Dollaro USA in calo: rischio Plaza Accord o semplice correzione?
La recente debolezza del dollaro statunitense sta facendo discutere gli analisti internazionali e preoccupare gli investitori, riaprendo il dibattito su un possibile scenario simile al celebre Plaza Accord del 1985, quando un accordo multilaterale provocò una drastica svalutazione della valuta americana. Tuttavia, secondo Xueming Song, currency strategist di DWS, oggi il contesto è significativamente diverso e un crollo improvviso del biglietto verde appare improbabile.
Il dollaro resta dominante, ma cresce l’incertezza
Con scambi giornalieri superiori a 7.500 miliardi di dollari e oltre il 58% delle riserve valutarie globali, il dollaro continua a essere la valuta centrale nel sistema finanziario mondiale. Tuttavia, il recente calo del 10% registrato dall’inizio del 2025 rispetto a un paniere di valute (indice DXY) ha fatto emergere dubbi sulla sostenibilità del suo ruolo e alimentato speculazioni su un possibile declino più marcato.
Plaza Accord del 1985: cosa accadde realmente
Per comprendere meglio la situazione attuale, è utile il confronto con il Plaza Accord del 1985. All’epoca, la combinazione tra politiche monetarie restrittive della Federal Reserve e un’espansione fiscale significativa da parte dell’amministrazione Reagan spinsero il dollaro ad apprezzarsi del 44% in soli cinque anni. Questa forza penalizzò pesantemente l’industria manifatturiera americana e fece esplodere il deficit commerciale degli Stati Uniti. Per contrastare questi squilibri, Stati Uniti, Giappone, Germania Ovest, Francia e Regno Unito concordarono di intervenire sui mercati valutari, provocando un deprezzamento del 40% del dollaro in circa due anni.
Analoghe preoccupazioni oggi, ma con differenze decisive
La situazione odierna presenta alcuni parallelismi, soprattutto nel tentativo da parte degli Stati Uniti di rilanciare l’industria domestica e ridurre il disavanzo commerciale.
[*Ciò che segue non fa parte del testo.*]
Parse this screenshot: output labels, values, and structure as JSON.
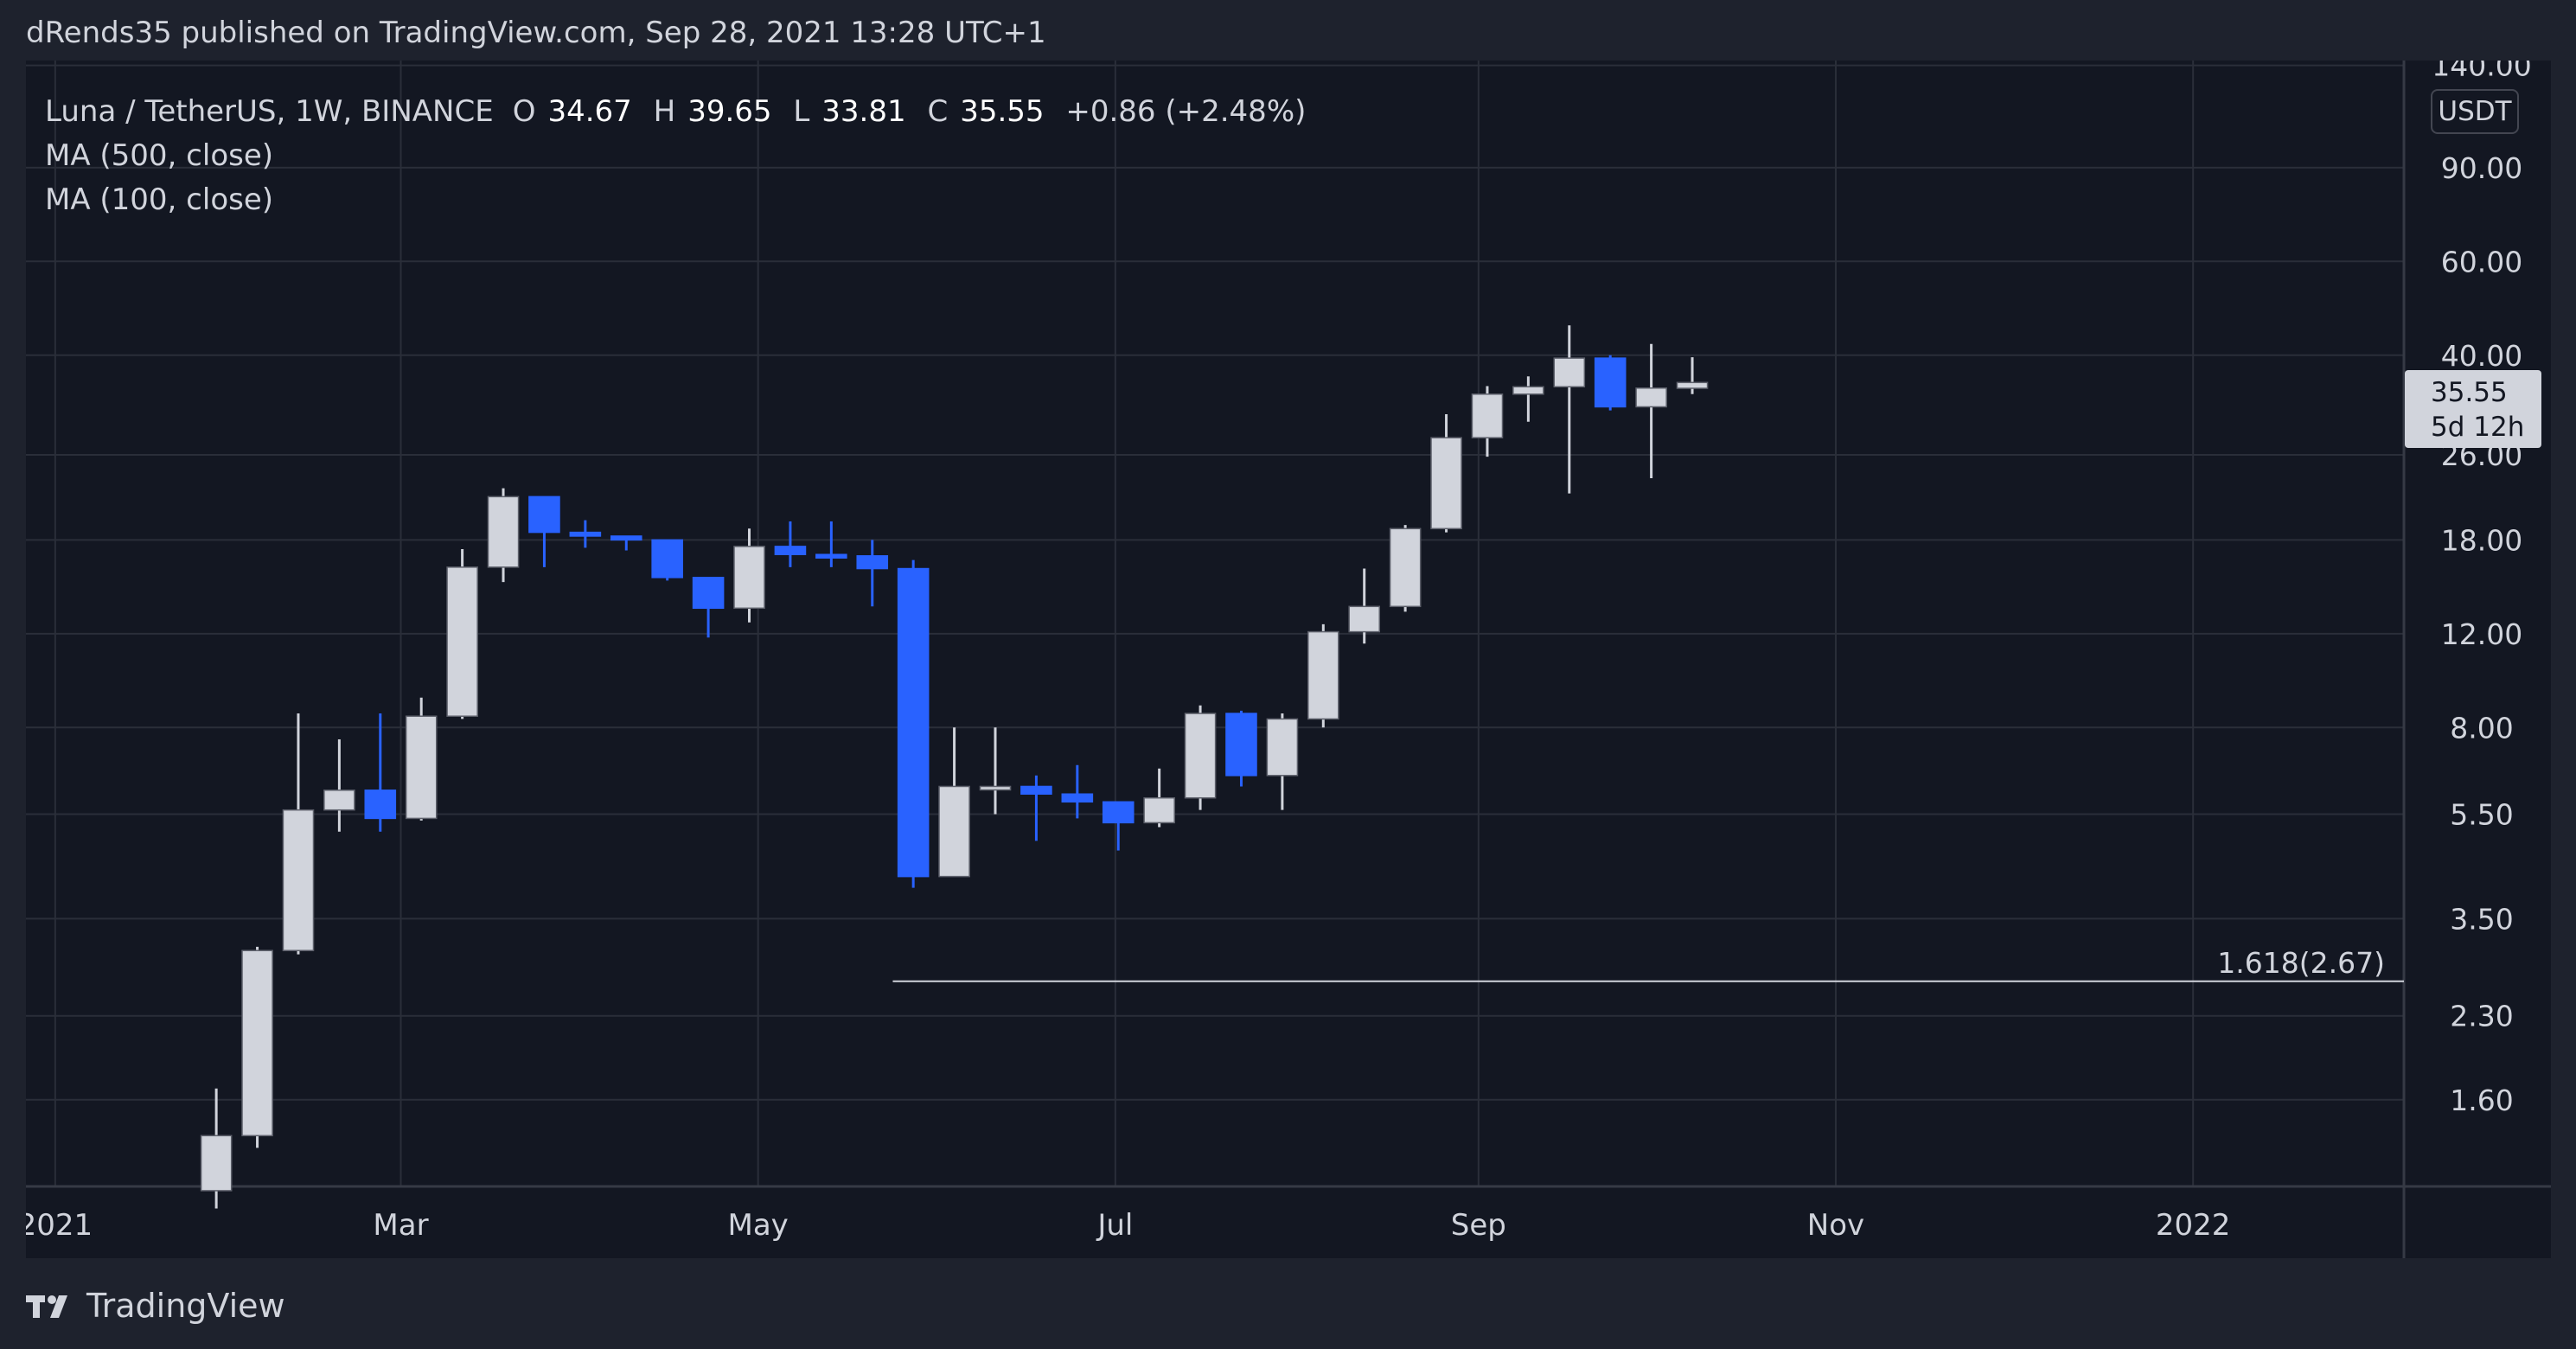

Inoltre, banche centrali di vari Paesi stanno effettivamente diversificando le proprie riserve valutarie, diminuendo l’esposizione al dollaro in favore di euro, oro e yuan cinese.
Tuttavia, l’analisi pubblicata da DWS, intitolata “Indebolimento del dollaro: l’inizio di una tendenza?”, sottolinea una differenza fondamentale: l’assenza di una strategia coordinata a livello internazionale. Senza un accordo come quello di Plaza, il deprezzamento del dollaro è dettato principalmente da dinamiche di mercato e fattori geopolitici, e non da politiche economiche concertate.
Niente crolli improvvisi, ma una graduale discesa
Secondo Song, al momento “non ci sono rischi concreti di una svalutazione massiccia e repentina”. Il dollaro USA gode ancora di indiscutibili punti di forza, come la liquidità e profondità dei mercati finanziari americani e il ruolo imprescindibile della valuta nella finanza internazionale. “Non c’è oggi un’alternativa credibile al dollaro come valuta di riserva globale”, ribadisce l’analista.
DWS prevede dunque per il futuro prossimo un indebolimento graduale e controllato del dollaro, guidato più da scelte di portafoglio degli investitori internazionali e dalle continue tensioni politiche interne agli Stati Uniti che da un crollo determinato da fattori macroeconomici strutturali.
L’euro guadagna terreno, ma non è pronto a rimpiazzare il dollaro
Nel primo semestre 2025, l’euro ha già guadagnato circa il 13% contro il dollaro, beneficiando proprio dell’incertezza che circonda la valuta americana. Tuttavia, gli esperti escludono che la moneta unica possa rapidamente assumere il ruolo dominante del biglietto verde. Più probabile una diversificazione generalizzata, con euro, yuan e oro in grado di trarre vantaggio nel lungo periodo, ma senza destabilizzare drasticamente gli equilibri finanziari globali.